My father launched his hand like a rocket that lifted his whole body up.
“I love that enthusiasm! Tell us, sir, just who is blessed.”
“The meek!” my dad screamed like a groupie on the verge of tears.
“That’s right!” validated the pastor, “The meek, the weak, forlorn and bleak! Blessed are they who can’t pay expenses loomin’ today! I know you got the kindness and heart, and as long as that heart belongs to Jesus, so do you. Now I can hear some sayin’, ‘Tom, I could rip my heart out, and the banks might take it, but they’d be askin’ for more!’ I’d say, you’re right! But I’d ask you, ‘who’s your daddy? Is your god a multinational conglomerate eatin’ poor folk like Doritos?’ If so, there’s the door. But if your god is my God – who gave His life on Golgotha for us – for you – then why don’t you come over to Matthew 6:24?

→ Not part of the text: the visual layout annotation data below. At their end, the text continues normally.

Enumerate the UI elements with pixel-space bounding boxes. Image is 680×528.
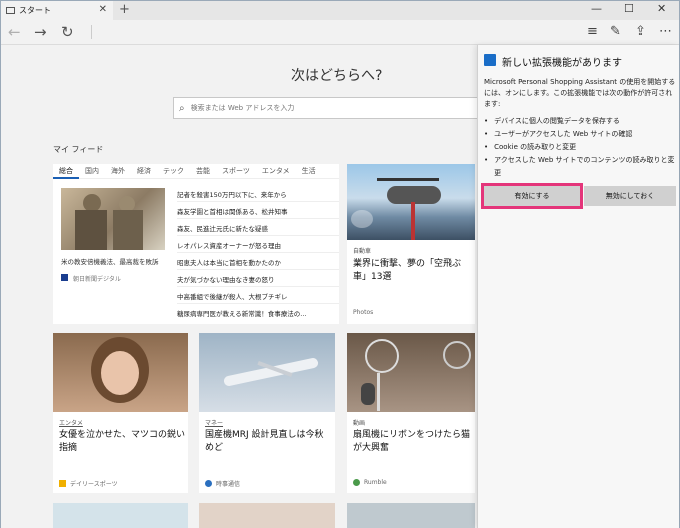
more-icon[interactable]: ⋯ [659,24,672,39]
keep-disabled-button[interactable]: 無効にしておく [584,186,676,206]
search-box[interactable]: ⌕ [173,97,518,119]
news-card-cat[interactable]: 動画 扇風機にリボンをつけたら猫が大興奮 Rumble [347,333,475,493]
card-title: 女優を泣かせた、マツコの鋭い指摘 [59,430,186,453]
headline-row[interactable]: 森友学園と首相は関係ある、松井知事 [177,203,339,219]
close-window-button[interactable]: ✕ [657,2,666,15]
search-input[interactable] [190,104,491,112]
share-icon[interactable]: ⇪ [635,24,646,39]
permission-list: • デバイスに個人の閲覧データを保存する • ユーザーがアクセスした Web サイト… [484,115,676,180]
category-tabs: 総合 国内 海外 経済 テック 芸能 スポーツ エンタメ 生活 [53,164,339,179]
card-title: 扇風機にリボンをつけたら猫が大興奮 [353,430,471,453]
tab-category[interactable]: テック [157,166,190,176]
tab-category[interactable]: 生活 [296,166,322,176]
extension-description: Microsoft Personal Shopping Assistant の使… [484,78,676,108]
tab-category[interactable]: 芸能 [190,166,216,176]
tab-category[interactable]: 経済 [131,166,157,176]
airplane-photo [199,333,335,412]
flying-car-photo [347,164,475,240]
tab-category[interactable]: 国内 [79,166,105,176]
tab-close-icon[interactable]: ✕ [99,4,107,15]
enable-button[interactable]: 有効にする [481,183,583,209]
forward-arrow-icon[interactable]: → [34,23,47,41]
card-source: 時事通信 [205,479,240,488]
main-news-caption[interactable]: 米の教安倍機義法、最高裁を敗訴 [61,256,165,266]
news-photo-statues[interactable] [61,188,165,250]
notes-icon[interactable]: ✎ [610,24,621,39]
source-logo-icon [59,480,66,487]
page-heading: 次はどちらへ? [291,68,383,84]
headline-row[interactable]: 中高番組で後継が殺人、大根ブチギレ [177,288,339,304]
card-tag: 動画 [353,420,366,427]
card-title: 業界に衝撃、夢の「空飛ぶ車」13選 [353,259,462,282]
tab-title: スタート [19,6,51,15]
headline-row[interactable]: 森友、民進辻元氏に新たな疑惑 [177,220,339,236]
card-tag: 自動車 [353,248,372,255]
back-arrow-icon[interactable]: ← [8,23,21,41]
tab-start[interactable]: スタート ✕ [1,1,113,20]
headline-row[interactable]: 昭恵夫人は本当に首相を動かたのか [177,254,339,270]
permission-item: • デバイスに個人の閲覧データを保存する [484,117,620,125]
tab-page-icon [6,7,15,14]
feed-title: マイ フィード [53,145,104,154]
maximize-button[interactable]: ☐ [624,2,634,15]
search-icon: ⌕ [179,102,185,114]
tab-category[interactable]: スポーツ [216,166,256,176]
card-source: Photos [353,309,374,316]
tab-category[interactable]: エンタメ [256,166,296,176]
source-logo-icon [353,479,360,486]
news-card-actress[interactable]: エンタメ 女優を泣かせた、マツコの鋭い指摘 デイリースポーツ [53,333,188,493]
news-card-partial[interactable] [53,503,188,528]
news-card-partial[interactable] [199,503,335,528]
camera-icon [351,210,373,228]
shopping-bag-icon [484,54,496,66]
card-source: Rumble [353,479,387,486]
headline-row[interactable]: 夫が気づかない理由なき妻の怒りTK [177,271,339,287]
minimize-button[interactable]: — [591,2,602,15]
top-news-card: 総合 国内 海外 経済 テック 芸能 スポーツ エンタメ 生活 米の教安倍機義法… [53,164,339,324]
hub-icon[interactable]: ≡ [587,24,598,39]
extension-title: 新しい拡張機能があります [502,58,622,69]
navigation-bar: ← → ↻ ≡ ✎ ⇪ ⋯ [1,20,679,45]
actress-photo [53,333,188,412]
main-news-source: 朝日新聞デジタル [73,276,121,283]
card-title: 国産機MRJ 設計見直しは今秋めど [205,430,324,453]
tab-category[interactable]: 海外 [105,166,131,176]
address-separator [91,25,92,39]
permission-item: • ユーザーがアクセスした Web サイトの確認 [484,130,633,138]
headline-row[interactable]: 糖尿病専門医が教える新常識！食事療法の...[PR] [177,305,339,321]
source-logo-icon [205,480,212,487]
card-source: デイリースポーツ [59,479,118,488]
tab-category[interactable]: 総合 [53,164,79,179]
news-card-mrj[interactable]: マネー 国産機MRJ 設計見直しは今秋めど 時事通信 [199,333,335,493]
refresh-icon[interactable]: ↻ [61,23,74,41]
new-tab-button[interactable]: + [119,2,130,17]
permission-item: • Cookie の読み取りと変更 [484,143,577,151]
headline-row[interactable]: 記者を殺害150万円以下に、来年から [177,186,339,202]
card-tag: マネー [205,420,224,427]
title-bar: スタート ✕ + — ☐ ✕ [1,1,679,20]
browser-window: スタート ✕ + — ☐ ✕ ← → ↻ ≡ ✎ ⇪ ⋯ 次はどちらへ? ⌕ マ… [0,0,680,528]
headline-row[interactable]: レオパレス資産オーナーが怒る理由 [177,237,339,253]
news-card-partial[interactable] [347,503,475,528]
permission-item: • アクセスした Web サイトでのコンテンツの読み取りと変更 [484,156,675,177]
source-logo-icon [61,274,68,281]
card-tag: エンタメ [59,420,83,427]
extension-panel: 新しい拡張機能があります Microsoft Personal Shopping… [477,45,679,528]
flying-car-card[interactable]: 自動車 業界に衝撃、夢の「空飛ぶ車」13選 Photos [347,164,475,324]
cat-fan-photo [347,333,475,412]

“I’m gonna put it in today’s terms: you gonna serve God or you gonna serve an earthly master, be it a company, money, a job, or gov’ment. But no power on earth can punish like God. Life’s your probation, a second chance after Eden, and if you ain’t learned who you serve, then, as Jesus say, ‘There be weepin’ an’ gnashin’ of teeth’. Check it, Jesus says it four times in this gospel. And weepin’ and gnashin’ may sound tame in this day of Resident Evils and Quentin Tarantinos, but make no mistake, Hell ain’t no heavy metal concert. If you ask Dante, folks in Hell live in poop, live in fire, live in ice, and some push rocks for eternity. If you think your boss is bad, Satan’s worse. I guarantee God’s more creative with punishments than some Italian, ‘cuz if He’s as good at anything as He is at rewarding winners, it’s punishin’ sinners.
“Be thankful for what you got, but if you hurtin’ for cash, be more thankful…you gonna have more blessings than Bill Gates has pennies when Jesus come collectin’. You say, ‘Tom, blessings won’t pay bills.’ You right! God will! Turn to Matthew 6:26. This gem says it in ways that make sense after 2000 years. How cool is that? ‘Look at the birds; they don’t sow or reap or store…but your heavenly Father feeds them. Ain’t you more valuable?’ If you been to the city, you seen more pigeons than Uncle Bubba got tattoos. I ain’t once seen ‘em carrying a suitcase. I don’t care how down and out you are. I ain’t gonna agree you down and out ‘til you dead, and then we know that if you had Jesus’ back, He has yours. But while you waitin’ in Heaven’s lobby, God ain’t gonna forget you. He always provides. As long as you a believer, that’s no matter what.” There was more, but that was when I fell asleep. I awoke to him saying, “The Lord instructs us to abandon possessions to serve Him; to facilitate that, be generous with the collection plate; money you give are manifested multifold in the hereafter.”
He passed a plate. My dad took a fiver he’d been saving to pay for his clothes to be cleaned and dropped it in with some tears. Mom buried her head in her hands.
As we were leaving, I broke away and glided through the flock, which loomed like human redwoods, talking asinine back and forth. Eventually, I found the pastor, who was laughing with some disciples. I tugged at his suit, but received no recognition. I mumbled his name, intimidated by the crowd, but he didn’t hear me or didn’t care (admittedly, probably the former, but to a child, the smallest affront is the end).
Before being escorted out by my mom, I timidly approached the wizened organist, hiding behind a curtain, and shyly asked, “Mrs. Wizard-lady? I decided on my wish: please make my dad like he used to be."